Carol Pasternak, on the other hand, has written about it:

My parents were called to testify before the Grand Jury in the Rosenberg-Sobell case, because my father was Morton Sobell’s uncle. Later that night they sat silently in the kitchen with my uncle Louis writing and then erasing on a small blackboard. It was forbidden to disclose any information about Grand Jury proceedings, and they were afraid that the apartment might be bugged. They had no doubt about the telephone. My father had gotten rid of his radical books and pamphlets by the time the FBI agents came to interview them at home. I was followed to and from school. Only later did my father tell me of their fear they would be arrested, since they provided a link between the defendants and the Communist Party.  They had made arrangements for me, I learned.

There’s another Horowitz-Rosenberg item to note because David Horowitz does not. His father, Philip Horowitz, was teaching English class at Seward Park High School in New York City all the while six teenagers who would later achieve “Rosenberg ring” infamy went to school there (Julius and Ethel Rosenberg, Ruth Greenglass, Anne and Mike Sidorovitch, Harry Hyman). Is it possible that as an active and covert Communist Party member, Philip Horowitz (Communist Party name Philip Ross?) talent-spotted any of these kids as likely recruits for the glory of the Kremlin? One of the questions Philip refused to answer in 1952 before being fired by New York City Schools was “Did he ever attempt to recruit students into the American Youth for Democracy?” American Youth for Democracy was a Communist organization previously known as the Young Communist League. Julius and Ethel Rosenberg, for example, became YCL members.

This is a shocking but logical question that the “radical son” has not answered, even as he has made confessional biography the basis of a lucrative career as a conservative “guide” to the American Marxist underworld — just not all the parts that cut too close.

The Evanier piece reports Sobell to be unrepentant still, after having only confessed to his espionage in 2008, more than half a century after his conviction.

I asked him if spying for the Soviet Union was part of being progressive.

“To me, it was natural, yes,” he replied. “But the U.S.S.R. was the biggest disillusionment.
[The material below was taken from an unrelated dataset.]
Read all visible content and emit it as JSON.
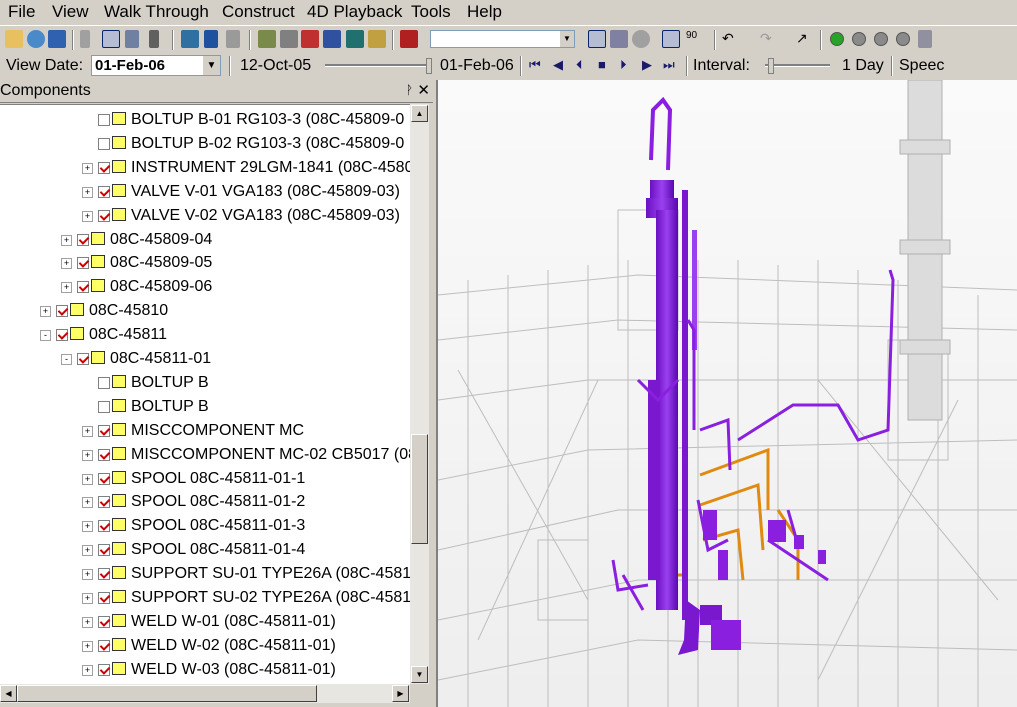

Capitalism has its points. It’s dynamic! Theirs was very static. They didn’t understand the dynamics of growth.”

But there was the monstrous terror, too.

Without batting an eyelash: “Well, that comes with the territory.” 

My pal Caroline wrote in to say she was instantly reminded of Nellie Ohr, the woman in the middle of the Steele dossier, and her practice of weighing the Soviet state extermination of peoples, say, against its presumably “progressive” policies — as when Ohr wrote of “the terror and excitement of the Stalin era.” It is as though there is some way to evaluate terror separate from what Ohr calls “excitement” — Marxist dictates — just as though terror “comes with the territory.”

This is the deceptive mind and amoral soul of Marxism. Truth is a tool, and morality is for worms. From Sobell’s Soviet communism to Ohr’s academic “revisionism,” this doesn’t change.

Fount of Rosenbergiana Radosh recently highlighted these same traits in his own parents, “political tourists,” he calls them, to Stalin’s Soviet Union in the 1930s. (Now at least we know his lying is congenital.)

I wonder if Radosh’s parents might have been visiting his uncle and aunt, around that same time studying sabotage, bomb-making and street-fighting at the notorious Lenin School. He doesn’t say. Here’s what he wrote about his parents on their being importuned by a miserable, suffering Soviet relative:

Abrams asked if when they returned to New York, they would tell the truth about how people really lived in the workers’ paradise. Reuben Radosh told him that he would not, since he had to defend the idea of the Soviet revolution, not depict its reality ...

Yes. Terror, excitement — it goes with the territory.